Of course, the broadsides which Bernhard unleashes through his literary figures against art—and not only art—are characterized by exaggeration. But it is important to realize that we’re talking about a form of art, namely the art of exaggeration. It is not merely a rhetorical manoeuvre or a complaint which he wants publicized for a variety of reasons. Bernhard assigns this art of exaggeration a special role in the Austrian culture industry. But not only in this country.
It is precisely through constant exaggeration that Bernhard pointed out just how bad reality really is. And he knew that this “bad reality” could only be exposed through the art of exaggeration. It was in the most perfect of systems—and this includes the world of great art (something which he personally valued highly)--that Bernhard looked for and subsequently discovered flaws. Every time there was a maximum consensus of opinion about a person or a thing, then Bernhard would turn against it. This especially applied to the world of politics. For example, Bernhard attacked the well-respected Austrian Chancellor Bruno Kreisky when the latter was at the pinnacle of his career in the late 70’s. And there are examples from the world of literature, as well. Bernhard vehemently attacked Elias Canetti—whom he otherwise admired—before he received the Nobel Prize. But the same holds true for Bernhard himself: he put himself and his art at risk knowing full well that this was the only possible way to rescue himself and his art.
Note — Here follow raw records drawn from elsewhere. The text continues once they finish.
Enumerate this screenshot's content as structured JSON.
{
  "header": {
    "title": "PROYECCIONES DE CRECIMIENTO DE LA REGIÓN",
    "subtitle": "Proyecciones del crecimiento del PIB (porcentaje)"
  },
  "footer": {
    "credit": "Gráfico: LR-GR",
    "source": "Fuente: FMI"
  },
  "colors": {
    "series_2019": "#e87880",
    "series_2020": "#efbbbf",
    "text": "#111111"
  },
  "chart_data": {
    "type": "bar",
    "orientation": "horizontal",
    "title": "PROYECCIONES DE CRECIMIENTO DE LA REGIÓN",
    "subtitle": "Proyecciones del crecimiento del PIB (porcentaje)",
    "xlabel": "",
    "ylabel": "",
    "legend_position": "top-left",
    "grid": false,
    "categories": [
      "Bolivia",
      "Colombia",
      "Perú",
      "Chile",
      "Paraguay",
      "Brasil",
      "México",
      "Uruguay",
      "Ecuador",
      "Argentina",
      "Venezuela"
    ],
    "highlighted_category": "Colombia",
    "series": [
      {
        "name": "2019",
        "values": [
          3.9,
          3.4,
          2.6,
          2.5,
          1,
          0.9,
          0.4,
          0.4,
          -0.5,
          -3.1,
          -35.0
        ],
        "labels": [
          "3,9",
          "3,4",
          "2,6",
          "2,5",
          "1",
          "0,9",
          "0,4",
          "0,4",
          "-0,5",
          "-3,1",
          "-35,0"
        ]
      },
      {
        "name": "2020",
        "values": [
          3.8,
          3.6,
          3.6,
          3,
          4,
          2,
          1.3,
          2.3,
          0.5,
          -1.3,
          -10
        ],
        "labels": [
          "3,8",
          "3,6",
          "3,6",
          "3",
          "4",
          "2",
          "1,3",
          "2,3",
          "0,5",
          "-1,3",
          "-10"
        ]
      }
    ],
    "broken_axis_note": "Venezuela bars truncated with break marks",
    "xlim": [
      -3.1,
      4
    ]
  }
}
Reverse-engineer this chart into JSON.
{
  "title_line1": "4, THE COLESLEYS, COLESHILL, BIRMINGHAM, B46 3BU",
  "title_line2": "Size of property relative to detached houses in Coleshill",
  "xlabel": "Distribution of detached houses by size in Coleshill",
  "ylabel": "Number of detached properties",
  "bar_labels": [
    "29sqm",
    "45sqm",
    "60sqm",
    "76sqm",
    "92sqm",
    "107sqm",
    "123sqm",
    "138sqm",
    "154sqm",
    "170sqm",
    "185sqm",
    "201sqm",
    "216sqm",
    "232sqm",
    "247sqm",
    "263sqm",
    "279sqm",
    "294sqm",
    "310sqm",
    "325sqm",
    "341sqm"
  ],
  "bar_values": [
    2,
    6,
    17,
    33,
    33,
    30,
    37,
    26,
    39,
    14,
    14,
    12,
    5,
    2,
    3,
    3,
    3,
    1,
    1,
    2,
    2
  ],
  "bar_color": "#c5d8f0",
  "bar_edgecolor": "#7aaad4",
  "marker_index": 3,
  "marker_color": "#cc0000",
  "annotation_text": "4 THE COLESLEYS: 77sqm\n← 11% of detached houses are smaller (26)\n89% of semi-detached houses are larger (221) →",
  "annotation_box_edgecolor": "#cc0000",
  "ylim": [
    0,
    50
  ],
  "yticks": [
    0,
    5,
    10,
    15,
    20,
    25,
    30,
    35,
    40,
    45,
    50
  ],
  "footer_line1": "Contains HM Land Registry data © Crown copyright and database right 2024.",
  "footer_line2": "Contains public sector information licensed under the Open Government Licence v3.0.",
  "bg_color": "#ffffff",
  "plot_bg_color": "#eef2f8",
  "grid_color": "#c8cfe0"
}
Art, history and nature—all these discourses overlap with one another in Bernhard’s works and it is difficult—at least it is for me—to talk about these central themes without referring to Bernhard himself. In his texts Bernhard revokes all the tacit understandings we have with regard to things like art, nature, history—and we could likely include science, as well. In her obituary of Thomas Bernhard after his death in 1989, Elfriede Jelinek remarked: “An diesem toten Giganten kommt keiner vorbei“ (ev. No one will surpass this dead giant OR No one will duplicate this dead giant). And it would appear as if almost all the writers in Austria were still spellbound by this powerful negation with which he got everyone to speak. Perhaps Bernhard’s major achievement was the fact that he got people with differing educational and ideological backgrounds to stand up and speak their piece and that no one remained indifferent to him. In his gesture of negation, everything that is negated –and that includes art, science, history, nature—seems to re-appear and take on his silhouette. No one has succeeded in practicing this “negative dialectic” (Adorno) in such a succinct fashion as Bernhard. Art can only survive if it is negated.